Student rioters to pay for damage
Elangeni TVET College students will have to pay for repairs to the institution’s property, which was destroyed during protests.
|||Durban - Students of the Elangeni TVET College will have to pay for repairs to the institution’s property, which was destroyed during recent violent protests.
The decision was taken by the council of the college.
Council chairman Lindelani Shezi said the students would have to pay from their own pockets after using petrol bombs, lighting fires and throwing stones to destroy property on the college’s eight campuses including Pinetown, KwaMashu, Qadi (Botha’s Hill) and Mpumalanga.
“Liability will also be assumed for other costs incurred including legal, security and learning and teaching costs. The law will take its course,” he said.
Shezi said the council believed not all the students were willing to participate in the violent strikes, but there was a group that instigated and forced the students to take part.
The group was also believed to have given the students money to buy dangerous items used during the protests.
“They must refuse to be used by the selfish minority that is advancing its own narrow agenda through innocent students. We also note the involvement of the third hand in this protest which has been funding students with money to buy petrol used in the manufacturing of petrol bombs,” he said.
Shezi said the college had obtained a court interdict against illegal protests. “There is nothing wrong with people protesting and we respect that, but what is a problem is what has become a trend that the most acceptable form of protesting must be associated with violence and destruction of property.
“And there is nothing that has happened to curb this.

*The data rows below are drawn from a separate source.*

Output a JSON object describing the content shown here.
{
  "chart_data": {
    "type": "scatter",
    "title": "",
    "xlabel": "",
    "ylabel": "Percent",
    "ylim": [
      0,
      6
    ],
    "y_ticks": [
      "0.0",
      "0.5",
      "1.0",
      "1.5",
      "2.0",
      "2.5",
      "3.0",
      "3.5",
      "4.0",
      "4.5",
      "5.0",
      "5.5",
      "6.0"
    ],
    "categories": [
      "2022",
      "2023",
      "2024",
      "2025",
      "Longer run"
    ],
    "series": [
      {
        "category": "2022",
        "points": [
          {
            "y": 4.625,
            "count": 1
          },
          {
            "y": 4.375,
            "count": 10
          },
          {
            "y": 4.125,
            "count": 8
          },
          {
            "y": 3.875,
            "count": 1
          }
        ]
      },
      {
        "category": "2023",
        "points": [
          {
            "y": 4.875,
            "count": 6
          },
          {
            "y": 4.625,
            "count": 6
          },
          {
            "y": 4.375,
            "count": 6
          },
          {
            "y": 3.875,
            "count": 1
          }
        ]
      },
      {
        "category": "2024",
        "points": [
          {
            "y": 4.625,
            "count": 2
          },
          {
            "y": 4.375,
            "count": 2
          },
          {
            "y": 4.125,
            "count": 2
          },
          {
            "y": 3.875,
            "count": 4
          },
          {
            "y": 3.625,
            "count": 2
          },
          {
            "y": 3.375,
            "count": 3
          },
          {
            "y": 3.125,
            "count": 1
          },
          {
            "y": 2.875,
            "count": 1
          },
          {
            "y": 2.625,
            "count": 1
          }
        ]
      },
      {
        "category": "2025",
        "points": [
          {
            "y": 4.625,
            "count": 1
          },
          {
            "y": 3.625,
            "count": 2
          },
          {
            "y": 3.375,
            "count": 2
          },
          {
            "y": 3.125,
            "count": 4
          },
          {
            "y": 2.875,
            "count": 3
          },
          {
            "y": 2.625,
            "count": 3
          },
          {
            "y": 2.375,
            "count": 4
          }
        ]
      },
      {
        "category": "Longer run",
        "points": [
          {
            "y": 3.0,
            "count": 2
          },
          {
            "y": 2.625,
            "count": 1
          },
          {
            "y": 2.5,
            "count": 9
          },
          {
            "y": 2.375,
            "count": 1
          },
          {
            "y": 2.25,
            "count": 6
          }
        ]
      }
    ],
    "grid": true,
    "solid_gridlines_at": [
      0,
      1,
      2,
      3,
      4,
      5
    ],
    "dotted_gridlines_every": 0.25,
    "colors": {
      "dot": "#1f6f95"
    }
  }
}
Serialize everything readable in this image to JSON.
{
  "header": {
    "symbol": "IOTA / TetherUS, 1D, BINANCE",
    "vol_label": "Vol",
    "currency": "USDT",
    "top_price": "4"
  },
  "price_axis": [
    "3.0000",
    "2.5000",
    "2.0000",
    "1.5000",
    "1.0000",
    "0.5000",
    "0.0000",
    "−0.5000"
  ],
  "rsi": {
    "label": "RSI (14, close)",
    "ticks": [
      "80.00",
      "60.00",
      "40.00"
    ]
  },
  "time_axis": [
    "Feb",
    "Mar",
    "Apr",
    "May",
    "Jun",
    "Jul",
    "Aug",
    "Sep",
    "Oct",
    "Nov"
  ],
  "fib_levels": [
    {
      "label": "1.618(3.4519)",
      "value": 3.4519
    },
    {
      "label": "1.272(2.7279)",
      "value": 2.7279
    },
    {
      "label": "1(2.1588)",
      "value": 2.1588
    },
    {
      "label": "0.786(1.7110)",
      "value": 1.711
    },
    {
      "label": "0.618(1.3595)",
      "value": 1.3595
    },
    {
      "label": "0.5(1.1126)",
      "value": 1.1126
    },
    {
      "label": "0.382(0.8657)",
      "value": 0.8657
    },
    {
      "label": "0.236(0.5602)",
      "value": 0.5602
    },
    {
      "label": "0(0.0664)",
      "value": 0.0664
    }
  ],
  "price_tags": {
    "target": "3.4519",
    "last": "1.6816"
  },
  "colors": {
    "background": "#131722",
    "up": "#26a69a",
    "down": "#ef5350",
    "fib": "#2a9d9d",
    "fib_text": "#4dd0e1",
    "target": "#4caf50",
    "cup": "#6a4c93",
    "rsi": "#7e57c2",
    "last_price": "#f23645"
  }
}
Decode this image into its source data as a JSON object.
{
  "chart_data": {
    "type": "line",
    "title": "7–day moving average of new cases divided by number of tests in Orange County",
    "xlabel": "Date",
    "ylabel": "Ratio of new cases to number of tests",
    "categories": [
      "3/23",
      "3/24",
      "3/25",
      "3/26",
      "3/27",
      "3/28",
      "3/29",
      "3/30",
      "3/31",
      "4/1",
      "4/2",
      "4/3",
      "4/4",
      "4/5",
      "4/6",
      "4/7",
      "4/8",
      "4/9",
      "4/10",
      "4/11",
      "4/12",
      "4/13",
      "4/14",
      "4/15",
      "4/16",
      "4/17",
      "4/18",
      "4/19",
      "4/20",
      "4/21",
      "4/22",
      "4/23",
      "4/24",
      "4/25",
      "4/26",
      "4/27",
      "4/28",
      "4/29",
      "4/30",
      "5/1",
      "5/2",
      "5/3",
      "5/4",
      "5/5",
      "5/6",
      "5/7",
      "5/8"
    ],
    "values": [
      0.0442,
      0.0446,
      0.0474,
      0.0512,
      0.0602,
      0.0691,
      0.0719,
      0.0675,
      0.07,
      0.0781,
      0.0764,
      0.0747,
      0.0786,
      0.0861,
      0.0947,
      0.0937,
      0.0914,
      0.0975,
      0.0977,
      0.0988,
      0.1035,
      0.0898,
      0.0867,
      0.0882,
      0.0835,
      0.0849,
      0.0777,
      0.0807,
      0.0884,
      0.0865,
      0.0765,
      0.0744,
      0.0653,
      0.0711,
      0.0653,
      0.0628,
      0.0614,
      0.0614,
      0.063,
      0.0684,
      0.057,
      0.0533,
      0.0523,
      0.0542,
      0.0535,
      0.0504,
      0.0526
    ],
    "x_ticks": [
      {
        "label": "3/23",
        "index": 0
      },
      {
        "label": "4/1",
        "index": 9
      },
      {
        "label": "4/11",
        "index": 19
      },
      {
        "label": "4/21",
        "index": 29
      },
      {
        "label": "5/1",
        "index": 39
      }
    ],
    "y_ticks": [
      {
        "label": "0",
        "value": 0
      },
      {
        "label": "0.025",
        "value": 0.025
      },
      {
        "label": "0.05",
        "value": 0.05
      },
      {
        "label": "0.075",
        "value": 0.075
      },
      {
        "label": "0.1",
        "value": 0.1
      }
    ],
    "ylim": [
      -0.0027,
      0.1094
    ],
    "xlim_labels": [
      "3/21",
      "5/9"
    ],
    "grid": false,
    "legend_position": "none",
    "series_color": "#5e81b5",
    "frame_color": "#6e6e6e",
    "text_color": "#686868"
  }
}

Currently there is no deterrence. Wherever it is happening people are threatened with police and if police do not arrest them nothing happens,” he said.
Shezi said when people protested and chose to destroy property, a legal mechanism had to be put in place for them to pay up for the property they had destroyed.
“We are in the process of assessing the value of the damage that has happened. The damage that the students have done is going to be put to them collectively and our lawyers are working on it to look at what legal instruments are going to be used.”
Shezi said staff had also held a protest, but a legal one. However, it had turned violent.
He said they were consulting their lawyers on how to approach the case against the staff who were members of the National Education Health and Allied Workers Union.
“They vandalised the fence and broke doors forcing entry into an exam venue to disturb students,” he said.
The college’s SRC president, Sanele Ndaba, could not be reached for comment yesterday.